Его радовало, что Тереза говорит так беспристрастно: по-видимому, она действительно не такая мать, как другие. Она все понимает.
– Впрочем, я уверена, – добавила Тереза, – что шансы Мари не так уж малы.
Не зная, что сказать, он улыбнулся и пожал плечами.
– Как вы проводите лето в Сен-Клере? – продолжала Тереза. – В мое время…
– Теперь нас, молодежь, выручает одно: мельница… Целыми днями мы купаемся, а после воды – солнце!
Тереза воскликнула: «Как? Даже в Сен-Клере?» Решив, что ее встревожили и шокировали его слова, он запротестовал:
– Не беспокойтесь, мы ведем себя вполне прилично!

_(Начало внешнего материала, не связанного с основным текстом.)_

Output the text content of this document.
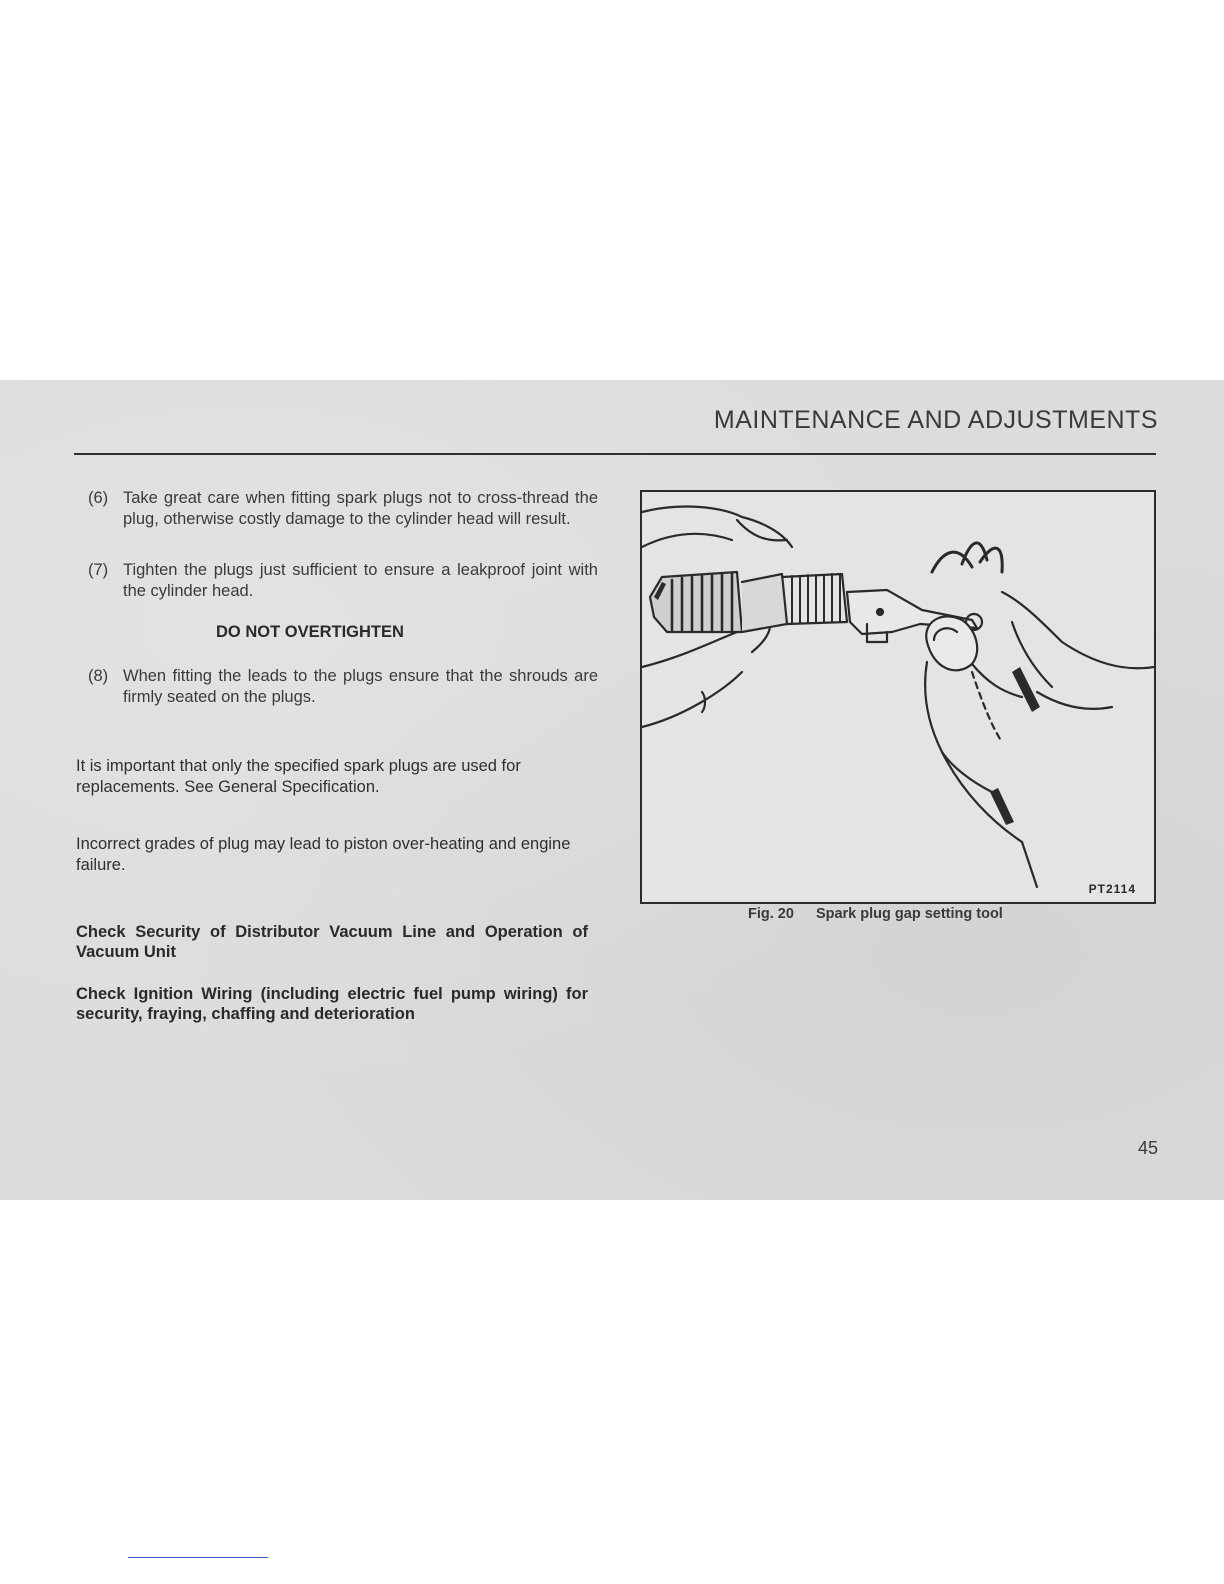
MAINTENANCE AND ADJUSTMENTS
(6) Take great care when fitting spark plugs not to cross-thread the plug, otherwise costly damage to the cylinder head will result.
(7) Tighten the plugs just sufficient to ensure a leakproof joint with the cylinder head.
DO NOT OVERTIGHTEN
(8) When fitting the leads to the plugs ensure that the shrouds are firmly seated on the plugs.
It is important that only the specified spark plugs are used for replacements. See General Specification.
Incorrect grades of plug may lead to piston over-heating and engine failure.
Check Security of Distributor Vacuum Line and Operation of Vacuum Unit
Check Ignition Wiring (including electric fuel pump wiring) for security, fraying, chaffing and deterioration
PT2114
Fig. 20 Spark plug gap setting tool
45
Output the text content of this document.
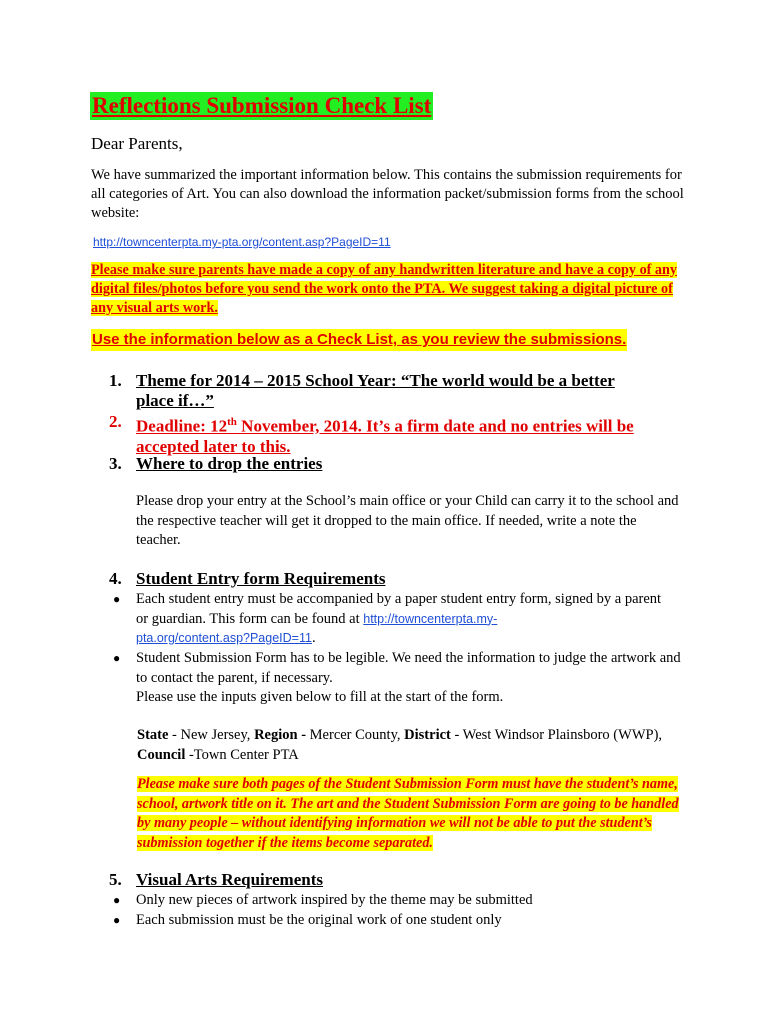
Reflections Submission Check List
Dear Parents,
We have summarized the important information below. This contains the submission requirements for all categories of Art. You can also download the information packet/submission forms from the school website:
http://towncenterpta.my-pta.org/content.asp?PageID=11
Please make sure parents have made a copy of any handwritten literature and have a copy of any digital files/photos before you send the work onto the PTA. We suggest taking a digital picture of any visual arts work.
Use the information below as a Check List, as you review the submissions.
1. Theme for 2014 – 2015 School Year: “The world would be a better
place if…”
2. Deadline: 12th November, 2014. It’s a firm date and no entries will be
accepted later to this.
3. Where to drop the entries
Please drop your entry at the School’s main office or your Child can carry it to the school and the respective teacher will get it dropped to the main office. If needed, write a note the teacher.
4. Student Entry form Requirements
● Each student entry must be accompanied by a paper student entry form, signed by a parent or guardian. This form can be found at http://towncenterpta.my-
pta.org/content.asp?PageID=11.
● Student Submission Form has to be legible. We need the information to judge the artwork and to contact the parent, if necessary.
Please use the inputs given below to fill at the start of the form.
State - New Jersey, Region - Mercer County, District - West Windsor Plainsboro (WWP), Council -Town Center PTA
Please make sure both pages of the Student Submission Form must have the student’s name, school, artwork title on it. The art and the Student Submission Form are going to be handled by many people – without identifying information we will not be able to put the student’s submission together if the items become separated.
5. Visual Arts Requirements
● Only new pieces of artwork inspired by the theme may be submitted
● Each submission must be the original work of one student only
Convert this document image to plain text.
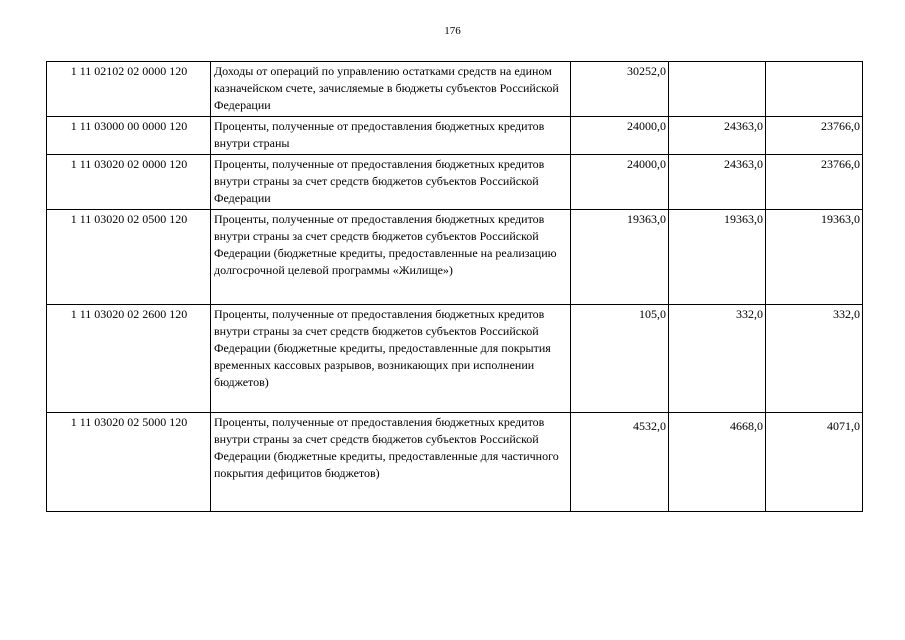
176
1 11 02102 02 0000 120	Доходы от операций по управлению остатками средств на едином казначейском счете, зачисляемые в бюджеты субъектов Российской Федерации	30252,0		
1 11 03000 00 0000 120	Проценты, полученные от предоставления бюджетных кредитов внутри страны	24000,0	24363,0	23766,0
1 11 03020 02 0000 120	Проценты, полученные от предоставления бюджетных кредитов внутри страны за счет средств бюджетов субъектов Российской Федерации	24000,0	24363,0	23766,0
1 11 03020 02 0500 120	Проценты, полученные от предоставления бюджетных кредитов внутри страны за счет средств бюджетов субъектов Российской Федерации (бюджетные кредиты, предоставленные на реализацию долгосрочной целевой программы «Жилище»)	19363,0	19363,0	19363,0
1 11 03020 02 2600 120	Проценты, полученные от предоставления бюджетных кредитов внутри страны за счет средств бюджетов субъектов Российской Федерации (бюджетные кредиты, предоставленные для покрытия временных кассовых разрывов, возникающих при исполнении бюджетов)	105,0	332,0	332,0
1 11 03020 02 5000 120	Проценты, полученные от предоставления бюджетных кредитов внутри страны за счет средств бюджетов субъектов Российской Федерации (бюджетные кредиты, предоставленные для частичного покрытия дефицитов бюджетов)	4532,0	4668,0	4071,0
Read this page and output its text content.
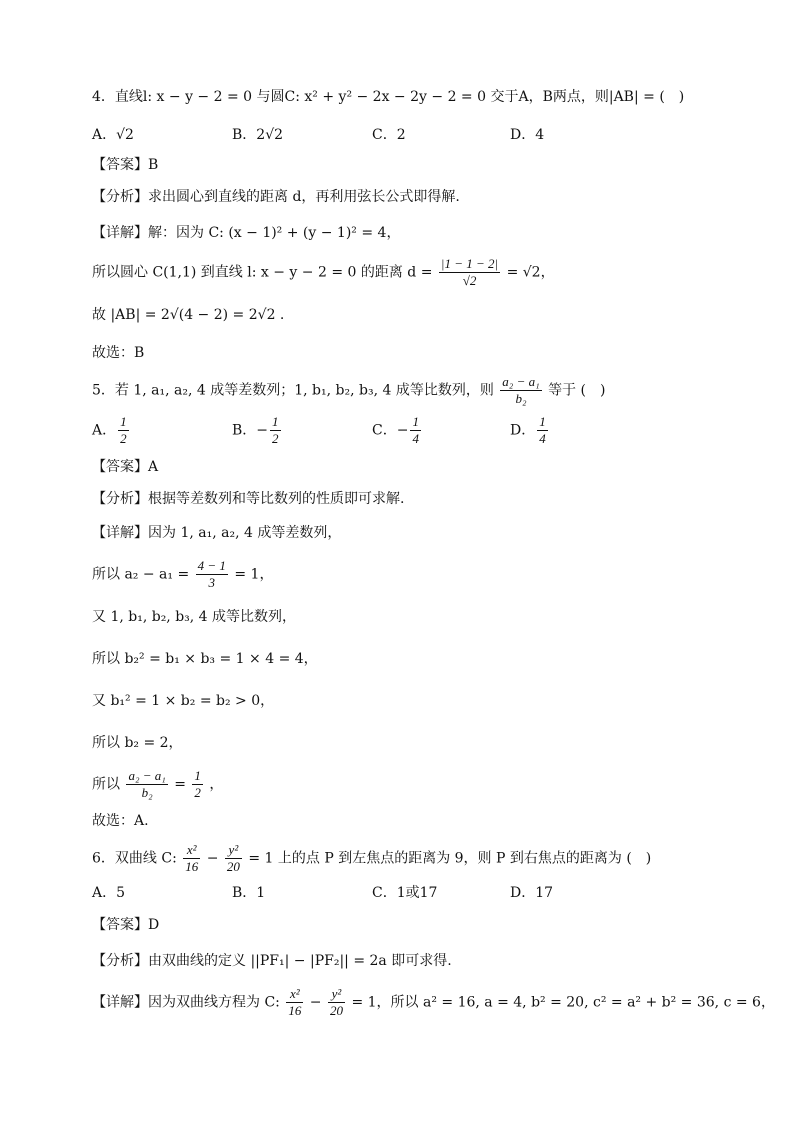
4．直线l: x − y − 2 = 0 与圆C: x² + y² − 2x − 2y − 2 = 0 交于A，B两点，则|AB| = (　)
A．√2	B．2√2	C．2	D．4
【答案】B
【分析】求出圆心到直线的距离 d，再利用弦长公式即得解.
【详解】解：因为 C: (x − 1)² + (y − 1)² = 4，
所以圆心 C(1,1) 到直线 l: x − y − 2 = 0 的距离 $d = \frac{|1 - 1 - 2|}{√2} = √2$，
故 |AB| = 2√(4 − 2) = 2√2 .
故选：B
5．若 1, a₁, a₂, 4 成等差数列；1, b₁, b₂, b₃, 4 成等比数列，则 $\frac{\text{a₂ − a₁}}{\text{b₂}}$ 等于 (　)
A． $\frac{1}{2}$	B．− $\frac{1}{2}$	C．− $\frac{1}{4}$	D． $\frac{1}{4}$
【答案】A
【分析】根据等差数列和等比数列的性质即可求解.
【详解】因为 1, a₁, a₂, 4 成等差数列，
所以 $a_2 - a_1 = \frac{4 - 1}{3} = 1$，
又 1, b₁, b₂, b₃, 4 成等比数列，
所以 b₂² = b₁ × b₃ = 1 × 4 = 4，
又 b₁² = 1 × b₂ = b₂ > 0，
所以 b₂ = 2，
所以 $\frac{\text{a₂ − a₁}}{\text{b₂}} = \frac{1}{2}$ ，
故选：A.
6．双曲线 C: $\frac{\text{x²}}{16} - \frac{\text{y²}}{20} = 1$ 上的点 P 到左焦点的距离为 9，则 P 到右焦点的距离为 (　)
A．5	B．1	C．1或17	D．17
【答案】D
【分析】由双曲线的定义 ||PF₁| − |PF₂|| = 2a 即可求得.
【详解】因为双曲线方程为 C: $\frac{\text{x²}}{16} - \frac{\text{y²}}{20} = 1$，所以 a² = 16, a = 4, b² = 20, c² = a² + b² = 36, c = 6，
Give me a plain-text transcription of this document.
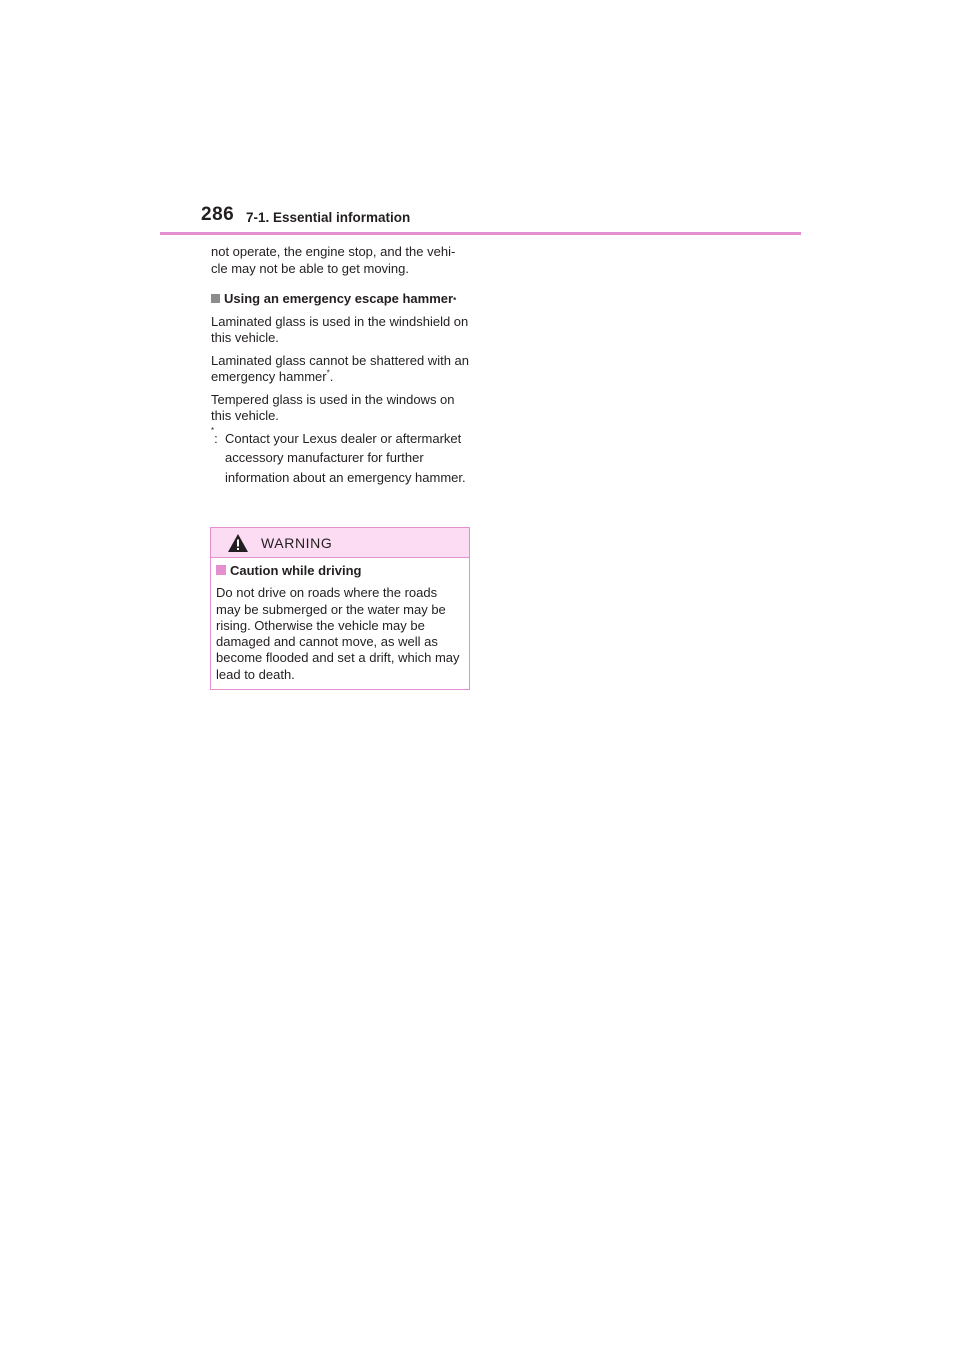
286 7-1. Essential information

not operate, the engine stop, and the vehi-cle may not be able to get moving.

Using an emergency escape hammer *

Laminated glass is used in the windshield on this vehicle.

Laminated glass cannot be shattered with an emergency hammer*.

Tempered glass is used in the windows on this vehicle.

*: Contact your Lexus dealer or aftermarket accessory manufacturer for further information about an emergency hammer.

WARNING

Caution while driving

Do not drive on roads where the roads may be submerged or the water may be rising. Otherwise the vehicle may be damaged and cannot move, as well as become flooded and set a drift, which may lead to death.
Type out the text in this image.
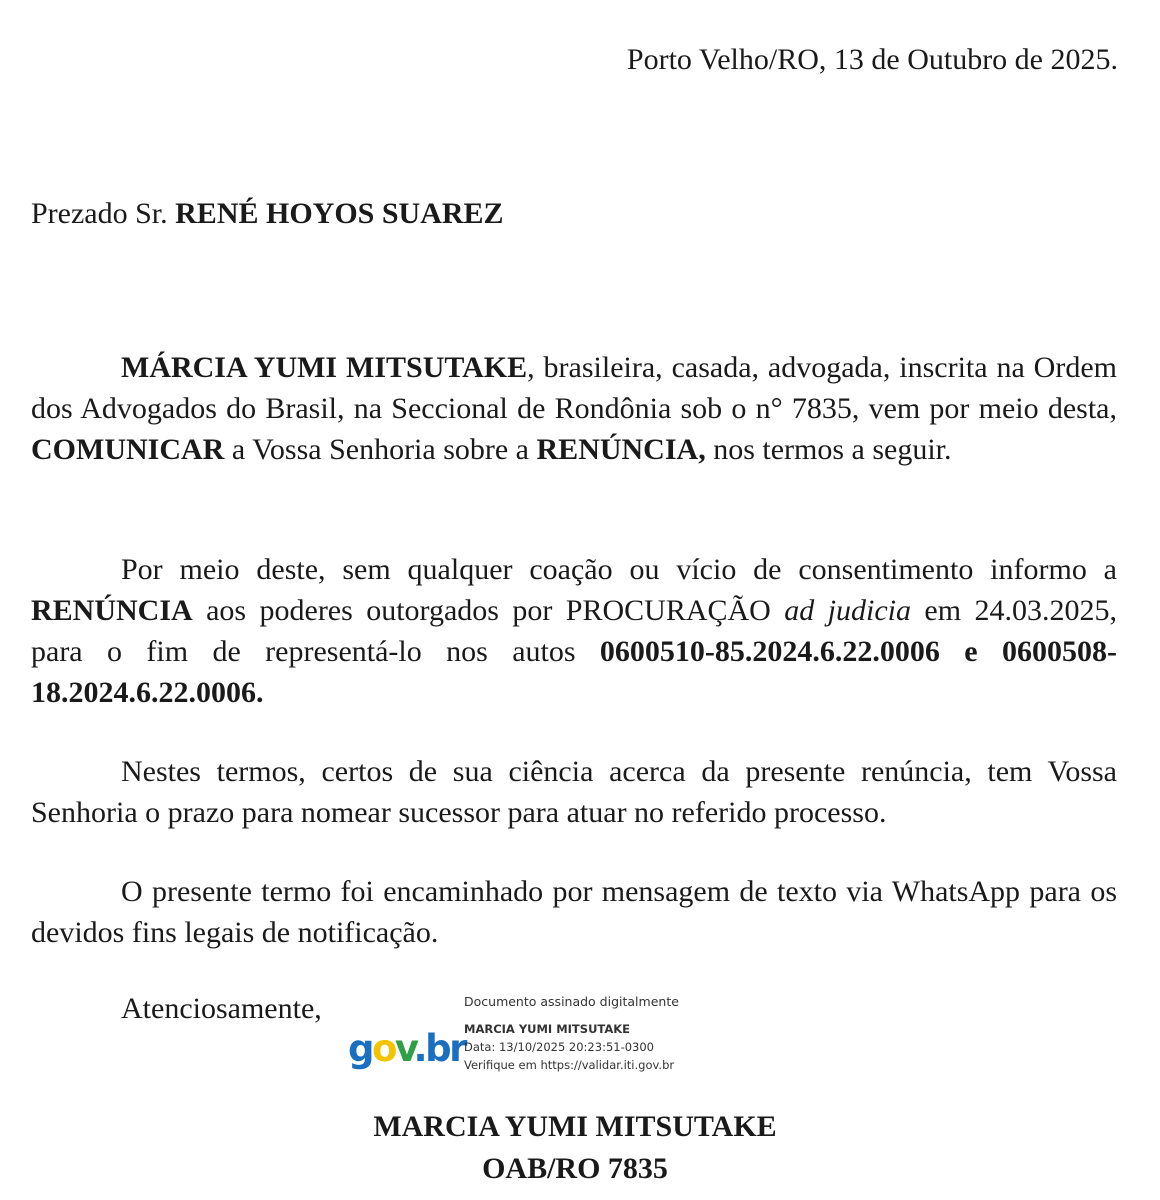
Porto Velho/RO, 13 de Outubro de 2025.
Prezado Sr. RENÉ HOYOS SUAREZ

MÁRCIA YUMI MITSUTAKE, brasileira, casada, advogada, inscrita na Ordem dos Advogados do Brasil, na Seccional de Rondônia sob o n° 7835, vem por meio desta, COMUNICAR a Vossa Senhoria sobre a RENÚNCIA, nos termos a seguir.

Por meio deste, sem qualquer coação ou vício de consentimento informo a RENÚNCIA aos poderes outorgados por PROCURAÇÃO ad judicia em 24.03.2025, para o fim de representá-lo nos autos 0600510-85.2024.6.22.0006 e 0600508-18.2024.6.22.0006.

Nestes termos, certos de sua ciência acerca da presente renúncia, tem Vossa Senhoria o prazo para nomear sucessor para atuar no referido processo.

O presente termo foi encaminhado por mensagem de texto via WhatsApp para os devidos fins legais de notificação.

Atenciosamente,
gov.br
Documento assinado digitalmente
MARCIA YUMI MITSUTAKE
Data: 13/10/2025 20:23:51-0300
Verifique em https://validar.iti.gov.br
MARCIA YUMI MITSUTAKE
OAB/RO 7835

Тереза хотела было его прервать: «Какое мне, собственно говоря, до этого дело!» – но вдруг вспомнила, что это касается и ее дочери. Глядя на Терезу и наивно улыбаясь, Жорж с предупредительностью продолжал описывать эти купанья, отчасти напоминавшие времяпрепровождение на берегу моря… В ледяной неподвижной воде у плотины явственнее видны тела купальщиков, и когда, выйдя из воды, они ложились на сухую траву или на откос, тень от листьев темными пятнами падала на кожу, делая ее более живой, чем на пляжах, где нет деревьев.
– Мы с Мари отлично чувствуем себя вместе. Мы можем часами, не говоря ни слова, лежать рядом. Затем опять бросаемся в воду, но долго плавать немыслимо – вода слишком холодна и в ней много тины. Тогда мы выходим изводы и ложимся. Сверчки и кузнечики смолкают вокруг нас, но потом снова начинают свою трескотню у самых наших ушей, не обращая на нас никакого внимания, словно мы мертвые. Наши глаза привыкают видеть только верхушки сосен и их обитателей: белок, соек…
– Совершенно верно, на шее и руках Мари до сих пор еще держится загар…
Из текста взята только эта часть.